Victim impact statements hit the headlines with the unfortunate case of a young person who died in east Cork. Two families were torn apart and this was the first time where the idea of such statements became news. I am glad there is now a statutory footing for such statements. Victim impact statements will be made only at the sentencing stage, after conviction when the jury has returned a verdict, and that is only right and proper because it would create problems if they were allowed in advance. The Bill allows the judge to take account of the impact on the victim when determining the level of sentence.

I also welcome the Minister allowing a broad definition of who can give a victim impact statement. It could be a child, spouse, partner or guardian ad litem of a person. It also covers vulnerable witnesses such as children, people with mental disorders or victims of rape or sexual assault, and allows for the statement to be made by television link. The Bill extends the possibility of making a statement to family members and facilitates vulnerable people. It meets the demands of victims' groups for a broader arrangement.

The most important element of the Bill is the altering of the concept of double jeopardy. Normally an acquittal marks the end of a criminal case but it is now proposed to change that in a limited way. An acquitted person is innocent in the eyes of the law. This change has been made successfully in Britain, New Zealand and in many states in Australia. An acquittal may be quashed in three circumstances; the Minister has been careful to ensure it is not a free for all because otherwise there would be all sorts of constitutional challenges.

The first circumstance is where new and compelling evidence emerges. This will apply to offences carrying a life sentence that are listed in the Schedule to the Bill. The second circumstance is where the acquittal resulted from a tainted trial where there was intimidation, perjury, bribery of witnesses or jurors. This can apply in any case tried on indictment. It is an important matter to mention because there have been incidents where jurors and witnesses were intimidated in gangland cases. This Bill will act as a shield to protect such people. The intimidation of jurors is serious. It has happened before so greater protection must be given to them. If there is an acquittal because a juror is interfered with, the verdict is tainted. There have been cases where, following an acquittal, a brave man has admitted the crime outside the courthouse. Until now we had no way to reverse that decision, there was no way back. This case allows an opportunity where a guilty person cannot use the double jeopardy rule.
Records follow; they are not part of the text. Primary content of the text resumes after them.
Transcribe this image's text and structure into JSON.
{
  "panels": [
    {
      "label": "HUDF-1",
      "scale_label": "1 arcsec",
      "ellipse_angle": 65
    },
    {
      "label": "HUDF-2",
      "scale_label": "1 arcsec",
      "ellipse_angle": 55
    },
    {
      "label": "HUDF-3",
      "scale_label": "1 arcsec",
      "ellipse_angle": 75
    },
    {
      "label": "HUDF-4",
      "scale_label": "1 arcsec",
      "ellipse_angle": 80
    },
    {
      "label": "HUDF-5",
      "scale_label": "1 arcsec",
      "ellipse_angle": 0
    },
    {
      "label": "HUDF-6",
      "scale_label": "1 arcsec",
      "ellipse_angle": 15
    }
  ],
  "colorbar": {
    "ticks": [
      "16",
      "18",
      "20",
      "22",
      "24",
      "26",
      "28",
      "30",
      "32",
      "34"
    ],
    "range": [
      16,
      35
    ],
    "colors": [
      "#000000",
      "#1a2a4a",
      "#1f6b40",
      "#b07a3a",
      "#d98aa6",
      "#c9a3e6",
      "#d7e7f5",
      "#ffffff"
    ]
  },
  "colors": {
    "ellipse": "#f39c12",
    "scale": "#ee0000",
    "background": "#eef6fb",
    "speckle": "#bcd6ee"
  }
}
There will also be a change to allow the Director of Public Prosecutions to bring a with prejudice appeal against an acquittal. An appeal of this type will arise from an error on a point of law by the trial judge where that error resulted in an acquittal. It allows for the possibility of not only quashing the acquittal but ordering a retrial. This appeal option is available for any case tried on indictment. Such an appeal on a with prejudice basis is a new phenomenon because an appeal on a point of law could lead to a lengthy custodial sentence. It is a new departure that I welcome.

In these landmark changes to the legal justice system, the Minister has put in place several safeguards. A retrial must be ordered by a higher court - the Court of Criminal Appeal or, in a with prejudice case, the Supreme Court. The court will make an order if it is satisfied the application brought to it by the DPP meets an exacting standard. Special powers are also being given to the gardaĆ­.

I commend the Minister for this ground breaking legislation. It has gone further than the Fine Gael Bill that was introduced in the other House and it brings us in the right direction. I hope it is passed swiftly. I welcome amendments from Members on all sides so the legislation can be fully teased out and I look forward to an indepth analysis on Committee Stage.